A una semana de la catástrofe, las autoridades contabilizan 1.127 fallecidos y 4.850 personas que todavía no fueron localizadas. La ruptura de un glaciar provocó una crecida histórica que arrasó poblaciones enteras en el norte y centro del país.

Nepal atraviesa una de las peores tragedias de su historia reciente luego de las devastadoras inundaciones que golpearon el norte y centro del país. El último balance oficial elevó este miércoles a 1.127 la cantidad de muertos, mientras que otras 4.850 personas permanecen desaparecidas.
A una semana de la catástrofe, los equipos de emergencia continúan trabajando entre los escombros y en zonas que permanecieron aisladas. En las últimas horas, los rescatistas recuperaron otros 77 cuerpos, mientras que la cantidad de personas sin localizar aumentó en casi un millar después del restablecimiento de las comunicaciones en algunas de las regiones afectadas.
Entre las víctimas fatales se encuentran al menos 77 niños. Las autoridades también informaron el hallazgo de más de 400 restos humanos en diferentes sectores alcanzados por la inundación.
Hasta el momento, los equipos de emergencia consiguieron rescatar a 6.541 personas, entre ellas 580 ciudadanos extranjeros.
Cientos de extranjeros permanecen desaparecidos
La catástrofe también afectó a turistas y ciudadanos de diferentes nacionalidades que se encontraban en Nepal cuando se produjo la inundación.
De acuerdo con los datos oficiales, 583 extranjeros permanecen desaparecidos, mientras continúan las tareas para determinar su ubicación.
Ante la dimensión de la tragedia, el Gobierno de Nepal solicitó asistencia financiera urgente al Fondo para la Respuesta a Pérdidas y Daños, un mecanismo internacional destinado a brindar financiamiento frente a las consecuencias de fenómenos climáticos.
La ruptura de un glaciar provocó la catástrofe
La inundación comenzó tras el desprendimiento de una enorme masa de un glaciar ubicado a unos 5.200 metros de altura.
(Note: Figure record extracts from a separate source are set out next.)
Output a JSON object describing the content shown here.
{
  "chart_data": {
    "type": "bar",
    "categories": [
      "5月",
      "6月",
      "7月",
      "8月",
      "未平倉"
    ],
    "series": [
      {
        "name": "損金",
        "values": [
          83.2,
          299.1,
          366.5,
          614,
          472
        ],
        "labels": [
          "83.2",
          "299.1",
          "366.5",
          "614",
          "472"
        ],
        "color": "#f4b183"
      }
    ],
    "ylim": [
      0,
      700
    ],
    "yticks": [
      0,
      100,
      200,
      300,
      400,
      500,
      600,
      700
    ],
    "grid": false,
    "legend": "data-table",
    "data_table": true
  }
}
El material cayó hacia un valle y generó una masa de agua y escombros que avanzó por la región arrastrando rocas, sedimentos y árboles.
La crecida alcanzó dimensiones históricas. El nivel del agua se ubicó entre 15 y 18 metros por encima de los valores habituales del río Trishuli y destruyó asentamientos a lo largo de aproximadamente 72 kilómetros de su cauce.
Entre las infraestructuras destruidas se encuentra el puesto fronterizo de Rasuwagadhi-Kerung, considerado un paso clave para el comercio entre Nepal y China. Decenas de comunidades ubicadas en la frontera y en el interior del país también resultaron afectadas.
Mientras continúan las operaciones de búsqueda, las autoridades advirtieron que el número de víctimas podría seguir aumentando a medida que los equipos de emergencia logren acceder a sectores que permanecieron incomunicados.
El canciller nepalí, Shisir Khanal, calificó el desastre como una “señal de advertencia” sobre los riesgos vinculados al cambio climático en la región del Himalaya.
El funcionario estimó además que la reconstrucción de las localidades y de la infraestructura destruida demandará “varios miles de millones de dólares”.